The sisters take three vows by which they consecrate themselves to the faithful service of God in poverty, chastity and obedience.  The vows both bind and liberate.  The vows bind the sister and oblige her to the fulfillment of the duties she promised and they free her soul for its flight to God.  The vow of poverty is simplest of all.  It frees the sister from concerns about personal possessions.  The community is permanently responsible for all her needs.  She has no money, no worries and gains complete security.  

The vow of chastity frees the sister from family worries, attachments and distractions.  Christ is her spouse, the community is her family and the people she works with are her children.  She can give them all her love.  Yet as she adheres to the spirit of this vow it frees her more than any other.  The will of God is revealed in the rule of her order and the commands of her superior.  Obedience eliminates doubts and stress, gives confidence and adds merit to activities.  

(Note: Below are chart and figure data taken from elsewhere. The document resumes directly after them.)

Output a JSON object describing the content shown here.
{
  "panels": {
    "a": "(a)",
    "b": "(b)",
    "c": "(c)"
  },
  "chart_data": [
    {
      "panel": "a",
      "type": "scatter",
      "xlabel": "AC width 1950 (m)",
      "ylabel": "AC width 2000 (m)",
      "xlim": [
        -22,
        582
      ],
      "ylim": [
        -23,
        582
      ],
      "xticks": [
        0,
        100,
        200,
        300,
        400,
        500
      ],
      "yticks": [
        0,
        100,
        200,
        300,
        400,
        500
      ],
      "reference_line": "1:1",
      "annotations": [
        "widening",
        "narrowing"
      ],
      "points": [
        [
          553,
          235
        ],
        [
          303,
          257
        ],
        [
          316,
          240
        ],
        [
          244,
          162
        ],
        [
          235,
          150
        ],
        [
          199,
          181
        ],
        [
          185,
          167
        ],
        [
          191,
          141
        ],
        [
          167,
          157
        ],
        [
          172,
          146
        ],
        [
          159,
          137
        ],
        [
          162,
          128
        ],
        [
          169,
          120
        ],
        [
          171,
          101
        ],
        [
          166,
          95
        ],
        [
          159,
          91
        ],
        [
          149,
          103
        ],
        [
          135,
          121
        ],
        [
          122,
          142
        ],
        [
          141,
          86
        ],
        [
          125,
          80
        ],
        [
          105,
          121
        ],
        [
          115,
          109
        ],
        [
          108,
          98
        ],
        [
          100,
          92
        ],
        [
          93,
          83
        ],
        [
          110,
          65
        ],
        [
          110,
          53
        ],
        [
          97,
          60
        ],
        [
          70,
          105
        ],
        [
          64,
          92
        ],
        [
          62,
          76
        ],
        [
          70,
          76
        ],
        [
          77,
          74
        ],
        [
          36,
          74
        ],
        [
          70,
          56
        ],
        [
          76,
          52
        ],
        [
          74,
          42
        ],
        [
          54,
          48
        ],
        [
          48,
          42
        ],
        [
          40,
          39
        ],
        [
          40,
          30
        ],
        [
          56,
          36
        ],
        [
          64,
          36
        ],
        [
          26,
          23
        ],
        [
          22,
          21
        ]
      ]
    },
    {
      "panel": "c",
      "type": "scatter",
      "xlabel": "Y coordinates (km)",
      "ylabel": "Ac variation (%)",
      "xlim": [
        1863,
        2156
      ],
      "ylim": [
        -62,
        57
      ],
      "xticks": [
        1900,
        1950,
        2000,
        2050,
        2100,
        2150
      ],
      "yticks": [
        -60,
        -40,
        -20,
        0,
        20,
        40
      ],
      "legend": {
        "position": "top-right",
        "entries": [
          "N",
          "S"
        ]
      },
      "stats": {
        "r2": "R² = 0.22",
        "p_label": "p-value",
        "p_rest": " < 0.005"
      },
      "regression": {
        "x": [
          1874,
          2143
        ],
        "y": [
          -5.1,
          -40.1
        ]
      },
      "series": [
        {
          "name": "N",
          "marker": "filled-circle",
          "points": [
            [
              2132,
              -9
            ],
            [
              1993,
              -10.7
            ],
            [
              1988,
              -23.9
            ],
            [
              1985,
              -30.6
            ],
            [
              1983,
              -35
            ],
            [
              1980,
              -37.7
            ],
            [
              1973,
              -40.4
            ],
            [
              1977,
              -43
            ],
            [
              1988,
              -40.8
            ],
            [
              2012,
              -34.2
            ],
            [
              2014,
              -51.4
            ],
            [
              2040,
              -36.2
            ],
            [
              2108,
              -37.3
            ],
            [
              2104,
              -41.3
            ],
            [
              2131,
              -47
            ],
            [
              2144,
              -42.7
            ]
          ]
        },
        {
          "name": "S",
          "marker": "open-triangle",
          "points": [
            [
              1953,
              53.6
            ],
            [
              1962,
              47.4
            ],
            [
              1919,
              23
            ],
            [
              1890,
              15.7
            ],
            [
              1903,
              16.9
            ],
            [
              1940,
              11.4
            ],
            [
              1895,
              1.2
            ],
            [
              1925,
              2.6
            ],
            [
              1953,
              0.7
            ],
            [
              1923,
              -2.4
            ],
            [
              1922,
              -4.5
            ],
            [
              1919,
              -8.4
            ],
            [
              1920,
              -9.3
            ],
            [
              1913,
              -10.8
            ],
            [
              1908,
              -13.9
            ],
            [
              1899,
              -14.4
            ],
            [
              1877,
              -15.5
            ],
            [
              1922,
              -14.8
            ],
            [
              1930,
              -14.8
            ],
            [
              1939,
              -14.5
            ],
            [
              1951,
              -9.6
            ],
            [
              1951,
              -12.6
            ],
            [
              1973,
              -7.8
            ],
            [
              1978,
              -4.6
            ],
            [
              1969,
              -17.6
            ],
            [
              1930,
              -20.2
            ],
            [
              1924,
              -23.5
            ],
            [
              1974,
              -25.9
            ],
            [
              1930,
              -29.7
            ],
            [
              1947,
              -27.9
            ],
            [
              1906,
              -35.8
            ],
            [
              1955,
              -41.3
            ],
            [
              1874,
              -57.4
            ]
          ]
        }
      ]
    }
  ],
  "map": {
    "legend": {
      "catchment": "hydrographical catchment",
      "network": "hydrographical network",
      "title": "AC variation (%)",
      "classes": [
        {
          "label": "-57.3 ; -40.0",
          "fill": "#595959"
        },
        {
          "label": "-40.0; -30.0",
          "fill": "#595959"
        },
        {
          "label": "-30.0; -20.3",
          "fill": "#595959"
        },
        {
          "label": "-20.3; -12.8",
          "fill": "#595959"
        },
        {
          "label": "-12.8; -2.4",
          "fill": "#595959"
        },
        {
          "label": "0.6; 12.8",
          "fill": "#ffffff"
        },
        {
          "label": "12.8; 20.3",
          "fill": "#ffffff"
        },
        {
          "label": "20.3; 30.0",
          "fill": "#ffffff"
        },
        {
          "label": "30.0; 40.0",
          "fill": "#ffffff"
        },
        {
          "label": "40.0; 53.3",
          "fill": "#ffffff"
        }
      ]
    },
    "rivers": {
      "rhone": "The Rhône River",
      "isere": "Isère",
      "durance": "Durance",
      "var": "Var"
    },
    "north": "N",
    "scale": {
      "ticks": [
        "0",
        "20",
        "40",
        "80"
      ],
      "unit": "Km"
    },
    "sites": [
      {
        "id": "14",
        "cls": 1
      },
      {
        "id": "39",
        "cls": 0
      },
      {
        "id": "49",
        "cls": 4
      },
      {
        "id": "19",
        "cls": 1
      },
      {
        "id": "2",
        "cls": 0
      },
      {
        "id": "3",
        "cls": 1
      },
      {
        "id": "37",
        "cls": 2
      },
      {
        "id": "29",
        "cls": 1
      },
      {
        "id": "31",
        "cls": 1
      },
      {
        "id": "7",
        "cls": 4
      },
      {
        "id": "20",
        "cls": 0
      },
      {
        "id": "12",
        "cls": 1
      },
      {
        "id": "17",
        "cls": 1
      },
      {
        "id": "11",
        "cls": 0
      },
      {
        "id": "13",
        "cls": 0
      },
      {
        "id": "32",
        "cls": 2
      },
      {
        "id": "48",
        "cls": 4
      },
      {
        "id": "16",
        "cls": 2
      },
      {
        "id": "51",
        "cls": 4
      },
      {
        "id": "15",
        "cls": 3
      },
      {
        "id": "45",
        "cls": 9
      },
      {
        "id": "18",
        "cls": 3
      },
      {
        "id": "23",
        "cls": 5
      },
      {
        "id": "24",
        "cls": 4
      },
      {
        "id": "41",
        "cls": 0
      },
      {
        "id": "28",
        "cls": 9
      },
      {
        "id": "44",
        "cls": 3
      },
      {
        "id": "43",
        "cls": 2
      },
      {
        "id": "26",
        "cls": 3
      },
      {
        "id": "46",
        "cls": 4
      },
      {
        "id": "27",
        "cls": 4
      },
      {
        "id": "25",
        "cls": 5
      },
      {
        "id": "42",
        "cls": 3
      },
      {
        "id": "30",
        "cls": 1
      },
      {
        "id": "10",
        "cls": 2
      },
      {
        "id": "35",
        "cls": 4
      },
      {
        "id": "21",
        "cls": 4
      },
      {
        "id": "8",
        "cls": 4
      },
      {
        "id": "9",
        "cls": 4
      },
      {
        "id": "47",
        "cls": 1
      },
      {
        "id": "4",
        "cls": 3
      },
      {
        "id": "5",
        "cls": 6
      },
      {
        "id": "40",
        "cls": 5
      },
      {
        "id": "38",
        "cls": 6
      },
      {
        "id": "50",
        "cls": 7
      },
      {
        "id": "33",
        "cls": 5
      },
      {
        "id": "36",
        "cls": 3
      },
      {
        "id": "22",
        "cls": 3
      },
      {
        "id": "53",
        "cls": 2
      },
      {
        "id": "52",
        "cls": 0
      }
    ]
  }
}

The vow of obedience is probably the most complicated of the vows.  At the will of her superior, the sister accepts assignments, directives and work.  The nun reaches perfection through humility and the proof of true humility is patience.  Meanwhile, each of these vows is at variance with the modern spirit.  Thus the nuns have to give up something in order to be nuns and therein lies the appeal of greatness - sacrifice.   In order that an act of virtue, for example, be truly virtuous, it is necessary that it should be so in all its component parts.  Here the life of the nun is lived as something great, a life that brings immense peace.  In fact, this convent is a place of laughter and joy.         

Visitors are welcome to attend the 11:00 am Mass in the main chapel.  Let us pray that God who has begun this work in the sisters may bring it to fulfillment.